In 2007 GHG emissions within Whiskeytown National Recreation Area totaled 2,720 metric tons of carbon dioxide equivalent (MTCO2E). This includes emissions from park and concessioner operations and visitor activities, including vehicle use within the park. The largest emission sector for Whiskeytown National Recreation Area is transportation, totaling 2,129 MTCO2E.
The park fleet consists of approximately 100 vehicles, including cars, trucks, watercraft and construction equipment. Considerable effort has already been undertaken to “right size” the park fleet, reduce trips and choose low emission equipment. Nearly all park visitors arrive at the park in personal vehicles, and many engage in motorized activities such as boating and taking scenic driving tours. No regular public transportation exists to the park.

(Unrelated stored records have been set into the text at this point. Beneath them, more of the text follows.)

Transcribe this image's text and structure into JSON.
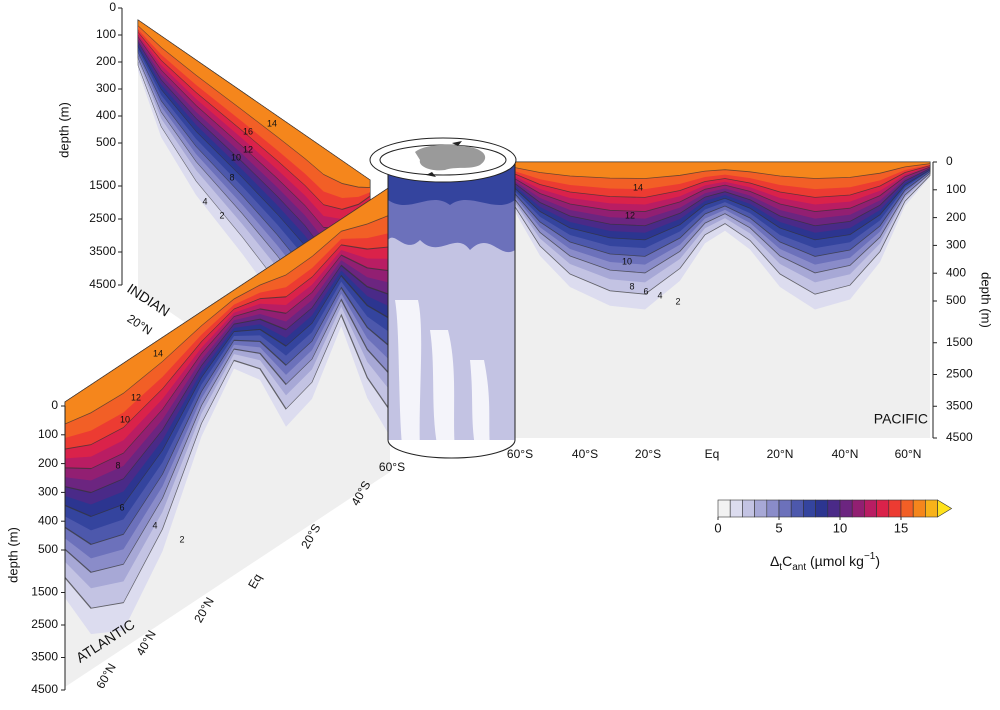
{
  "chart_data": {
    "type": "section",
    "colorbar": {
      "lim": [
        0,
        18
      ],
      "ticks": [
        0,
        5,
        10,
        15
      ],
      "colors": [
        "#f2f2f2",
        "#dcdcef",
        "#c3c3e3",
        "#a7a8d6",
        "#8a8cc9",
        "#6c71bb",
        "#4d58ac",
        "#34449e",
        "#2c3590",
        "#4a2a88",
        "#6c2580",
        "#921f72",
        "#b91d63",
        "#da224a",
        "#ec3b32",
        "#f25f26",
        "#f5861c",
        "#f8b21a"
      ],
      "extend_color": "#ffe21c",
      "label": [
        {
          "text": "Δ"
        },
        {
          "text": "t",
          "sub": true
        },
        {
          "text": "C"
        },
        {
          "text": "ant",
          "sub": true
        },
        {
          "text": " (µmol kg"
        },
        {
          "text": "−1",
          "sup": true
        },
        {
          "text": ")"
        }
      ]
    },
    "panels": [
      {
        "name": "PACIFIC",
        "ylabel": "depth (m)",
        "yticks": [
          0,
          100,
          200,
          300,
          400,
          500,
          1500,
          2500,
          3500,
          4500
        ],
        "xticks": [
          "60°S",
          "40°S",
          "20°S",
          "Eq",
          "20°N",
          "40°N",
          "60°N"
        ],
        "contour_labels": [
          "14",
          "12",
          "10",
          "8",
          "6",
          "4",
          "2"
        ]
      },
      {
        "name": "INDIAN",
        "ylabel": "depth (m)",
        "yticks": [
          0,
          100,
          200,
          300,
          400,
          500,
          1500,
          2500,
          3500,
          4500
        ],
        "xticks": [
          "20°N"
        ],
        "contour_labels": [
          "14",
          "16",
          "12",
          "10",
          "8",
          "4",
          "2"
        ]
      },
      {
        "name": "ATLANTIC",
        "ylabel": "depth (m)",
        "yticks": [
          0,
          100,
          200,
          300,
          400,
          500,
          1500,
          2500,
          3500,
          4500
        ],
        "xticks": [
          "60°S",
          "40°S",
          "20°S",
          "Eq",
          "20°N",
          "40°N",
          "60°N"
        ],
        "contour_labels": [
          "14",
          "12",
          "10",
          "8",
          "6",
          "4",
          "2"
        ]
      }
    ]
  }
}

The graph below, taken from our Climate Action Plan, shows our baseline emissions in 2007 broken down into sectors, including visitor travel.
Whiskeytown National Recreation Area intends to:
- Reduce 2007 energy GHG emissions from park operations by 20 percent by 2016.
- Reduce 2007 transportation GHG emissions from park operations by 20 percent by 2016.
- Reduce 2007 waste GHG emissions from park operations by 10 percent by 2016.
- Reduce total 2007 park GHG emissions, including visitors and concessioners, by 10 percent by 2016.